Confira alguns trechos do boletim de ocorrência feito pelas vítmas:

Vamos picotar vocês. Aquele negão, vamos cortar os braços dele porque tirou foto da gente. Vamos voltar de noite e colocar fogo em tudo”.

Seu negão safado, não pode tirar fotos. Vou te picotar, vou te cortar todo, sei onde você mora, vou na direção da sua família, à noite vamos voltar para queimar tudo”.

Além das ameaças diretas, os indígenas também proibiram rondas na área da lagoa, ameaçando queimar os veículos que desobedecessem. “Pode avisar que não é para fazer ronda lá na lagoa que vamos queimar o carro”.

Diante da gravidade da situação, algumas das vítimas se trancaram em um dos contêineres da obra e conseguiram contatar a polícia, que chegou ao local em cerca de 20 minutos, forçando os indígenas a se retirarem.

O Diário Carioca buscou posicionamentos das partes envolvidas, porém o Tupã Darci e Cacique Jurema não foram localizadas para comentar sobre o ocorrido. Já a empresa responsável pelas obras, Maraey, disse que “por se tratar de uma questão policial, não iriam comentar sobre o caso”.

Por não retornar as ligações e nem os e-mails, a FUNAI não pôde ser contatada para comentar sobre o caso.

O Ministério dos Povos Indígenas (MPI) declarou “não ter recebido uma comunicação oficial quanto aos fatos narrados e esclareceu que não possui tutela sobre os povos indígenas, cuja autodeterminação é princípio constitucional e de direito internacional. Também ressaltaram que o dever de segurança do Estado precisa ser exercido, no caso, pelas instâncias policiais competentes, sempre em preservação à incolumidade de todos os envolvidos”.

Por fim, a prefeitura de Maricá também optou por não se pronunciar sobre o incidente.

Histórico de protestos

Em abril de 2023, a mesma comunidade indígena se mobilizou em um protesto contra as obras do resort de luxo na área de restinga de São José do Imbassaí, em Maricá, no Rio de Janeiro. O projeto Maraey prevê a construção em uma área de 840 mil metros quadrados de vegetação nativa, rica em biodiversidade e considerada um ecossistema frágil e ameaçado.

Os indígenas argumentam que a construção do resort trará diversos impactos negativos para a comunidade e para o meio ambiente. Entre as principais preocupações estão a restrição do acesso a áreas tradicionais de uso indígena, a degradação ambiental da restinga e os impactos socioculturais sobre a vida da aldeia.

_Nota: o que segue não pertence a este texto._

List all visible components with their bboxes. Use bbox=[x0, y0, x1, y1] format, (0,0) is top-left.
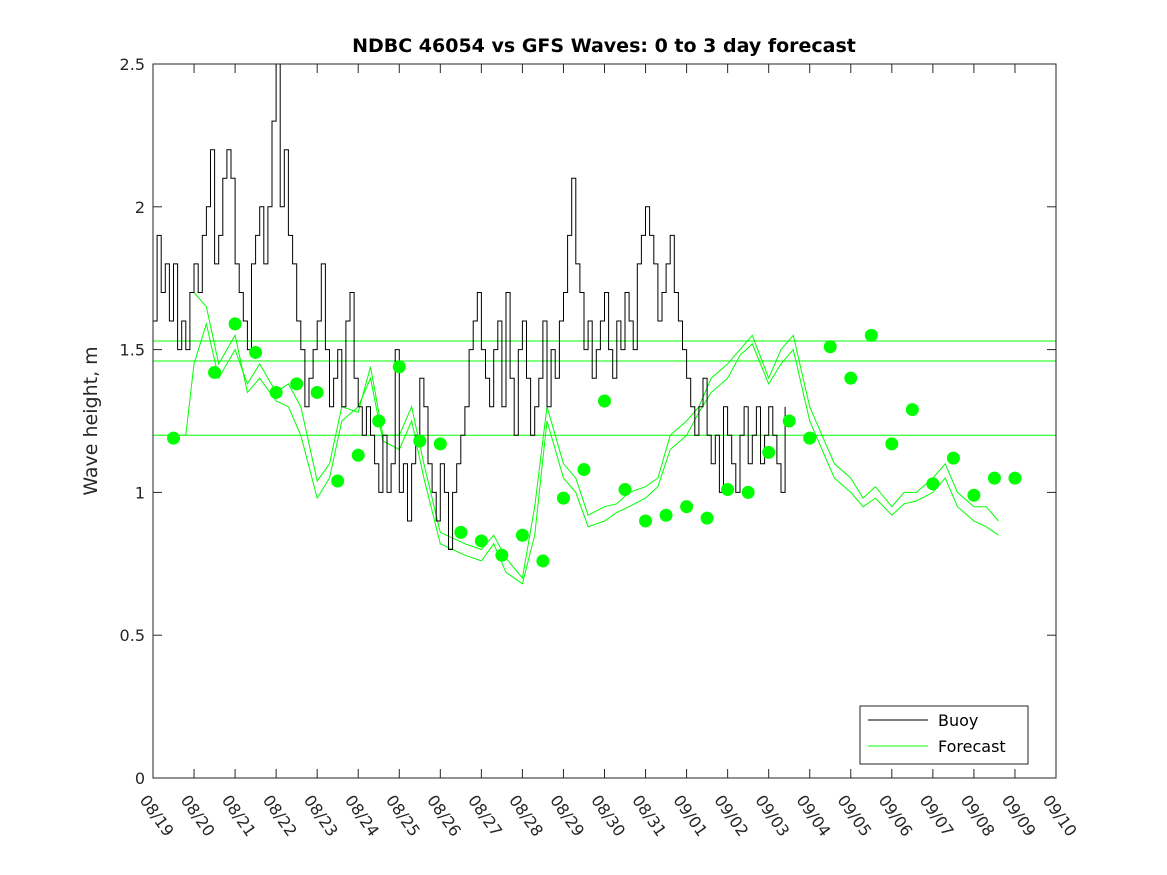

A empresa responsável pelo projeto, por outro lado, defende a sustentabilidade do empreendimento e os benefícios econômicos que ele trará para a região. Afirma ainda que possui todas as licenças ambientais necessárias, dadas pelo Instituto Estadual do Ambiente (Inea), e que o projeto foi elaborado em consonância com as normas e legislações vigentes.

De acordo com a prefeitura de Maricá, a aldeia foi instalada em 2013 em uma área privada e busca um espaço que atenda às necessidades para um assentamento adequado.

Mas segundo o MPI, “a Constituição não autoriza a remoção de indígenas, salvo em restritíssimas hipóteses (catástrofe ou epidemia que ponha em risco sua população, ou no interesse da soberania do País), dentre as quais, não se inclui conflitos envolvendo povos indígenas”.

Em 2023, o advogado que atua na defesa da comunidade ressaltou que, devido ao tempo de ocupação no local, é possível pleitear o usufruto da área.